The government should have no say in how much—or how little—companies pay their employees; compensation should be up to the employees and employers to negotiate. If companies want to pay their CEOs 300 times as much as their lowest paid employee—or 1,182 times more, like Credit Suisse did in 2009 when it paid CEO Brady Dougan US$ 21 million in total compensation—they should be free to do so, without government interference. The moral argument is this: for individuals or companies to survive and thrive, they must depend on reason. They must observe facts and determine what the best way to achieve their values and goals is. For companies, this involves hiring the most competent people possible, including the chief executive, to carry out production and trade of goods and/or services for long-term profit maximization.
The fundamental requirement of using reason and acting on the consequences of one’s thinking is freedom. If the government dictates how much companies can or must pay their employees, that freedom is violated, and companies could not remain competitive and thrive. The Swiss voters understood this. Had the country imposed the “1:12” rule, Swiss-based multinationals such as Nestlé, Hoffman-La Roche, Novartis, and Zurich Insurance Group, among other firms, would have fled elsewhere, with devastating effects on the Swiss economy and jobs. The best executive talent goes wherever it can get the best compensation, which is determined by the markets, not by government. The demand for talented executives exceeds the supply; therefore they command such high salaries and other compensation. (Similarly, inexperienced, unskilled workers should be allowed to work at market wages, not at some arbitrarily set minimum, so that they can gain experience and develop skills, to command higher wages later.)
The second moral point is that executives, who make the greatest contribution to their companies’ bottom line, deserve to be compensated well—at a level determined by the market. Companies that pay their executives more than the markets dictate are acting irrationally and wasting their shareholders’ money. Companies that pay their executives less than market compensation are also acting irrationally—they cannot obtain the best talent, which their companies’ success requires.

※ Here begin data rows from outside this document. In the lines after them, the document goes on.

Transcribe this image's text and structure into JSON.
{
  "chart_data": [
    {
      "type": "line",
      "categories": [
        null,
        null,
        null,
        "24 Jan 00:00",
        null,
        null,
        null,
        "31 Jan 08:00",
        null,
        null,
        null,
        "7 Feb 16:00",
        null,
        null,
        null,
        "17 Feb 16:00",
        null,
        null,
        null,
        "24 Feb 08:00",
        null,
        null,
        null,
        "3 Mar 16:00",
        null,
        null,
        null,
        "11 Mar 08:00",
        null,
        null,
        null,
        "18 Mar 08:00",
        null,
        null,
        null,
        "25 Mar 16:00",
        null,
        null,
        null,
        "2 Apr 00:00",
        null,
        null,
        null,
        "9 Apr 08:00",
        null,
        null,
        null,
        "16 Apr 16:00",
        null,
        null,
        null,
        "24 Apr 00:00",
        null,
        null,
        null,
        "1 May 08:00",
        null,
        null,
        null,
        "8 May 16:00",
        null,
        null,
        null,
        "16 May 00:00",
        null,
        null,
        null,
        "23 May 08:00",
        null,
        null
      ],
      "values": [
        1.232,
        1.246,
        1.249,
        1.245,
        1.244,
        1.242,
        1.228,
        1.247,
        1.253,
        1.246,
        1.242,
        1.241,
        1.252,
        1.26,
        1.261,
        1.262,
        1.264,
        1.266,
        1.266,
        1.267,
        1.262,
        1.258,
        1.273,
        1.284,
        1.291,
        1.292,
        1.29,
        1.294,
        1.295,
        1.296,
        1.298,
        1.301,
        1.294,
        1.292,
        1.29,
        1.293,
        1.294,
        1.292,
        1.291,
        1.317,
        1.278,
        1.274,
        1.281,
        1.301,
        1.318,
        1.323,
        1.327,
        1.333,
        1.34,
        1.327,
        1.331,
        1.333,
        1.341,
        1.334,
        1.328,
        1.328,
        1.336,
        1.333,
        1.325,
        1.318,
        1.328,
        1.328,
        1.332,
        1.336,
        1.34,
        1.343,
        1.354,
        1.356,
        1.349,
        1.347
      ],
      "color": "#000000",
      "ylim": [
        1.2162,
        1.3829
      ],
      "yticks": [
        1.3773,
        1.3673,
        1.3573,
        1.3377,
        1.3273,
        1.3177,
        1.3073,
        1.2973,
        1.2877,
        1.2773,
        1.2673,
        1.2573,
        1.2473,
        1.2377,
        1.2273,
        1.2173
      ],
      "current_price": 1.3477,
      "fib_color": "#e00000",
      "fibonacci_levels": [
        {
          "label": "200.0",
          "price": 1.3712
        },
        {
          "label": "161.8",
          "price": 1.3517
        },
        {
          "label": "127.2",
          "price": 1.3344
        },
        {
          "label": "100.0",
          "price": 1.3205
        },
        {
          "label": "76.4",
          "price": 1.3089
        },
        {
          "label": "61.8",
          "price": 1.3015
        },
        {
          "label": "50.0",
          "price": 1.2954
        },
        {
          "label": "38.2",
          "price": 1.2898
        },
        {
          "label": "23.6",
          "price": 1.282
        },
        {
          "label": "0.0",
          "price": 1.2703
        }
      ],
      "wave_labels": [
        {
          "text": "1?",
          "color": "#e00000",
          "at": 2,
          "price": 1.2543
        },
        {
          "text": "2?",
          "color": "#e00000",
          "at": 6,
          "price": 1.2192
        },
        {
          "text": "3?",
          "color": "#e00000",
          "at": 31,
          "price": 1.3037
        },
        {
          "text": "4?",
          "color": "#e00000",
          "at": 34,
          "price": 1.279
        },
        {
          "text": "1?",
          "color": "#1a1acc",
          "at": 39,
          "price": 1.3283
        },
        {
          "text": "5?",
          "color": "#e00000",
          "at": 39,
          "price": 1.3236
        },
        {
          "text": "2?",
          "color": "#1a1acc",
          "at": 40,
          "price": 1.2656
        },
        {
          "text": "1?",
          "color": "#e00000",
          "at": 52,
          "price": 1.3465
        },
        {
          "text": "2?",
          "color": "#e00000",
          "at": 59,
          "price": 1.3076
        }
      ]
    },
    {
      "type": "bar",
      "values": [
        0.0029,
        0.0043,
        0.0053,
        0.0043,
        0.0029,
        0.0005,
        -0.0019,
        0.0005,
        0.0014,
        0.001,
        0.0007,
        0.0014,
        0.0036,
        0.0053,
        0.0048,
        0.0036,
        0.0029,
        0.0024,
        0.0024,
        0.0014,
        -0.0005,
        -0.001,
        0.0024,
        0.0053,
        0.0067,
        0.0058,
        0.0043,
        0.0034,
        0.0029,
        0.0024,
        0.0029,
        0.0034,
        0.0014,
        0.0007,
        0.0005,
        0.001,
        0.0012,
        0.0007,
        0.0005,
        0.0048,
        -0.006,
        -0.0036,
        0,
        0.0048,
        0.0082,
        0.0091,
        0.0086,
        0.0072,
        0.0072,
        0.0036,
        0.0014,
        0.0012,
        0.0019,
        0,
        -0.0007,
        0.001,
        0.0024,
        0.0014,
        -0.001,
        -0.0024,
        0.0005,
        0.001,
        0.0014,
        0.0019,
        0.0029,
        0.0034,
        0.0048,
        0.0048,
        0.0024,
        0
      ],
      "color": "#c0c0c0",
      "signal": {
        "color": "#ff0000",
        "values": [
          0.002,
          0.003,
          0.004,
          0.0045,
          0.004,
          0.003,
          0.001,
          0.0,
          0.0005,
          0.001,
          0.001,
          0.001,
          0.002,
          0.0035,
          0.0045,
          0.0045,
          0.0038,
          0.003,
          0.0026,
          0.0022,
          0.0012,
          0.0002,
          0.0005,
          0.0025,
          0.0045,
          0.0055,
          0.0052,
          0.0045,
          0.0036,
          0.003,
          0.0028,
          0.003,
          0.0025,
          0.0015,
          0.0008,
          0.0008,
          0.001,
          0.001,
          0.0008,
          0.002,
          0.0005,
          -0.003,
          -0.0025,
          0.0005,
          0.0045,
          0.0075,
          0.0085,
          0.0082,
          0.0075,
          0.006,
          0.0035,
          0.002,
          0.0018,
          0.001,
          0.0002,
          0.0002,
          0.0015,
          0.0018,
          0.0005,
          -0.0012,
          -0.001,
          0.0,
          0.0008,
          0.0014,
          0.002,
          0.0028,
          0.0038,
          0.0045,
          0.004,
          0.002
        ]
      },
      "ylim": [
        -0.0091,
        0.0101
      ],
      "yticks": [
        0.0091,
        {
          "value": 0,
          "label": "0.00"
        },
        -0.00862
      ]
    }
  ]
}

Justice demands that people are compensated on the basis of performance, not on the basis of their need or of the egalitarian ideal dominant in today’s culture. Poor Boris Johnson, the mayor of London, recently became the target of public outrage and was accused of elitism when he stated that income inequality is inevitable because people have different levels of ambition and intelligence, and some simply work harder than others. (Read about it here.) Perhaps Mr. Johnson was lacking in eloquence in delivering his speech, but he was merely stating a fact. People have free will, and therefore egalitarian schemes such as the 1:12 initiative for fair pay in Switzerland will not work. They will merely remove incentives for productivity and value creation and pull everyone down, hindering human flourishing. Kudos to Swiss voters for having the good sense to reject such a plan.